En aquel tiempo, el gentío dijo a Jesús:
«¿Y qué signo haces tú, para que veamos y creamos en ti? ¿Cuál es tu obra? Nuestros padres comieron el maná en el desierto, como está escrito: “Pan del cielo les dio a comer”».

Jesús les replicó:
«En verdad, en verdad os digo: no fue Moisés quien os dio pan del cielo, sino que es mi Padre el que os da el verdadero pan del cielo. Porque el pan de Dios es el que baja del cielo y da vida al mundo».

Entonces le dijeron:
«Señor, danos siempre de este pan».

Jesús les contestó:
«Yo soy el pan de vida. El que viene a mí no tendrá hambre, y el que cree en mí no tendrá sed jamás».

Reflexión del evangelio del 21 de abril

La declaración «yo soy el pan de vida» es la más eucarística del evangelio de Juan antes de la institución, y la tradición la ha leído siempre en ese clave. Pero tiene también una dimensión que va más allá de la Eucaristía entendida como rito: habla del hambre humana en toda su extensión y de la única realidad que puede saciarla de manera definitiva.

La modernidad ha propuesto una serie de respuestas al hambre humana que son, en el lenguaje del texto de ayer, pan que perece. No porque sean falsas sino porque no duran: la saciedad que producen es real pero provisional, y el hambre vuelve. La tradición católica no ha negado la legitimidad de esas formas de saciedad parcial: ha insistido en que no son el destino sino el camino, y que el destino es una persona, no una experiencia ni un estado. «Yo soy el pan»: no una doctrina, no un sistema, no un conjunto de prácticas. Una persona que dice yo.
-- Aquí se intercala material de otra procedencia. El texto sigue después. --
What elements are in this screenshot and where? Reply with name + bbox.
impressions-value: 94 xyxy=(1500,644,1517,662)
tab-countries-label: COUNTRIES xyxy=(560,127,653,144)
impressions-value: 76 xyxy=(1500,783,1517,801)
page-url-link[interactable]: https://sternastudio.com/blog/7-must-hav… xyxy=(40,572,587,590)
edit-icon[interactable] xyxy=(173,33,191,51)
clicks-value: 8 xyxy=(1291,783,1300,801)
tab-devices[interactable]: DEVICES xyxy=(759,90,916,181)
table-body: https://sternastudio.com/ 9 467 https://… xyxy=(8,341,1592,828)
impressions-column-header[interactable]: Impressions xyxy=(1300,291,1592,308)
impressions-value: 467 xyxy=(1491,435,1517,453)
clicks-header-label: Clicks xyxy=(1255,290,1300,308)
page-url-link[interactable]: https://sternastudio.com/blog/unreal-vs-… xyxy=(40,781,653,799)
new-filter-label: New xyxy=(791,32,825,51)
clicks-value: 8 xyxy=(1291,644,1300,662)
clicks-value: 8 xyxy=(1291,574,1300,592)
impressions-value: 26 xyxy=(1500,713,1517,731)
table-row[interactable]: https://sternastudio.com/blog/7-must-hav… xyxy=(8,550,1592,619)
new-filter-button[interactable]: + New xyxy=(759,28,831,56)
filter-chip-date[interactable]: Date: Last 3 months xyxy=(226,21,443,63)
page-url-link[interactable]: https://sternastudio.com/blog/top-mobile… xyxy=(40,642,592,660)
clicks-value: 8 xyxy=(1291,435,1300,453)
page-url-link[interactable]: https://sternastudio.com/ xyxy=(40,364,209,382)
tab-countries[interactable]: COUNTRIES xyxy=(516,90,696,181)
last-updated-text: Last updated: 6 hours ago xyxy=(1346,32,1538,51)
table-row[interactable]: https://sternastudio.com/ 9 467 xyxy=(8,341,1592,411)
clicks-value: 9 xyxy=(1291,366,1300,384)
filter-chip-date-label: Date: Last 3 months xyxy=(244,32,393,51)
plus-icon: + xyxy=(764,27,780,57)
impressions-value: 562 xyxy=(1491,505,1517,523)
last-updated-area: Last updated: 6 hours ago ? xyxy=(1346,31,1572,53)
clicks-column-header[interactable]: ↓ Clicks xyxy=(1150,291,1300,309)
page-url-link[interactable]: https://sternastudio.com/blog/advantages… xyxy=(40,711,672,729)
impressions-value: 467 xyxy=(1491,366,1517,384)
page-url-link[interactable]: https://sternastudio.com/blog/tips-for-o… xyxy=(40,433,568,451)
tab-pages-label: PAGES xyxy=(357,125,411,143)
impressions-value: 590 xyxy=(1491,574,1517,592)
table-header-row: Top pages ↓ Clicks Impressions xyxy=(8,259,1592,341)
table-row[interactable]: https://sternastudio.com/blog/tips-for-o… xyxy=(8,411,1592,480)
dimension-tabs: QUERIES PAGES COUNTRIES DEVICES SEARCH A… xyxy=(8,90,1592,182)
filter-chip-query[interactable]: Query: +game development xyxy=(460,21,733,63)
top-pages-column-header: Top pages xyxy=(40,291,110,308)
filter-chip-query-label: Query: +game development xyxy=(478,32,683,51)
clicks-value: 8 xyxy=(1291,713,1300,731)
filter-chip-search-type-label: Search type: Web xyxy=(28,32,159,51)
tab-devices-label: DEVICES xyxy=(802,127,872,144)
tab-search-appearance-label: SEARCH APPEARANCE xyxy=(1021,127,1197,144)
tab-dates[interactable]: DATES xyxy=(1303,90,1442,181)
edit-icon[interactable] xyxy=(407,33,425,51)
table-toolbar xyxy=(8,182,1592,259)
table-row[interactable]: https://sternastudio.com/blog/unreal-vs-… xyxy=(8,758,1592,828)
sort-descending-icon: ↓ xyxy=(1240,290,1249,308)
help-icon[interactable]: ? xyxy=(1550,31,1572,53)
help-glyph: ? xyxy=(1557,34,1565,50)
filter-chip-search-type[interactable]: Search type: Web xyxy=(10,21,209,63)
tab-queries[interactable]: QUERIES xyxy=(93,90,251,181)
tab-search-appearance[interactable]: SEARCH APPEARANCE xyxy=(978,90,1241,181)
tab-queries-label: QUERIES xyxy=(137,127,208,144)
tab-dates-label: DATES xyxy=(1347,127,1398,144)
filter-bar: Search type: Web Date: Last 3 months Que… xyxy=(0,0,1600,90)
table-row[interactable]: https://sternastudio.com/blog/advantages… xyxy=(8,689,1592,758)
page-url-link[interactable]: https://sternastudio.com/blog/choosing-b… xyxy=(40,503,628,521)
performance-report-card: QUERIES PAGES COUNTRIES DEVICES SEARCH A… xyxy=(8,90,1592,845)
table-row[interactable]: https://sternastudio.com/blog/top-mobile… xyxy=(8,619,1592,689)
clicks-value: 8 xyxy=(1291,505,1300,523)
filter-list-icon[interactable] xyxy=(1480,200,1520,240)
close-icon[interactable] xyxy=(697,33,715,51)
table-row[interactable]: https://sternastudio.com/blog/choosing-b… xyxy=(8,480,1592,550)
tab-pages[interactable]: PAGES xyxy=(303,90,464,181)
El martirio de Esteban, que hemos leído en la primera lectura, es también una verificación de esta afirmación. Esteban no muere defendiendo una idea religiosa ni una tradición cultural: muere viendo al Hijo del hombre de pie a la derecha del Padre, llamándolo por su nombre, encomendándole el espíritu. El pan de vida no es una metáfora consoladora: es lo que sostiene a un hombre mientras lo apedrean y le permite pedir perdón por los que lo matan. Eso no lo hace ningún pan que perece.

¿Qué nos enseña el evangelio del 21 de abril?

El hambre que no se sacia con nada finito es una señal, no un defecto. La multitud pide un pan que dure siempre y no sabe exactamente lo que está pidiendo. Ese deseo de saciedad definitiva que ningún bien temporal satisface del todo no es una anomalía psicológica: es la huella del destino para el que el hombre está hecho. Reconocerlo como tal, en lugar de intentar callarlo con sucesivas saciaciones provisionales, es el primer movimiento hacia el pan de vida que Jesús ofrece.

«Yo soy»: la fe cristiana no es adhesión a un sistema sino encuentro con una persona. Jesús no dice: aquí está el pan, tómalo. Dice: yo soy el pan. La diferencia es decisiva. Una doctrina se aprende, se aplica, se puede poseer. Una persona se encuentra, se trata, se conoce progresivamente, y nunca se termina de conocer. La vida cristiana no es la administración de un conjunto de verdades adquiridas: es una relación con alguien que dice yo soy y que espera que uno venga y crea.

Venir y creer son los dos movimientos de la fe. Jesús distingue entre el que viene a él y el que cree en él, y los pone en paralelo como si fueran dos aspectos del mismo acto. Venir tiene algo de movimiento concreto, de decisión que se toma con el cuerpo: la oración, los sacramentos, la comunidad. Creer tiene algo de entrega interior que no se puede forzar ni fabricar. La fe que se reduce a práctica externa sin creer de verdad es vacía; la que dice creer sin ningún movimiento concreto hacia él tampoco es la que Jesús describe. Los dos juntos son el camino al pan que no deja hambre.

Oración

Señor, pan de vida, que sabes el nombre de nuestra hambre mejor que nosotros mismos: no nos dejes conformarnos con lo que sacia un momento y vuelve a dejar vacío. Enséñanos a venir a ti con todo el peso de lo que nos falta, a creer en ti con toda la inteligencia y el corazón que tenemos. Que la misma confianza que sostuvo a Esteban mientras caían las piedras nos sostenga a nosotros en los días en que el hambre vuelve y no sabemos a quién pedírselo. Amén.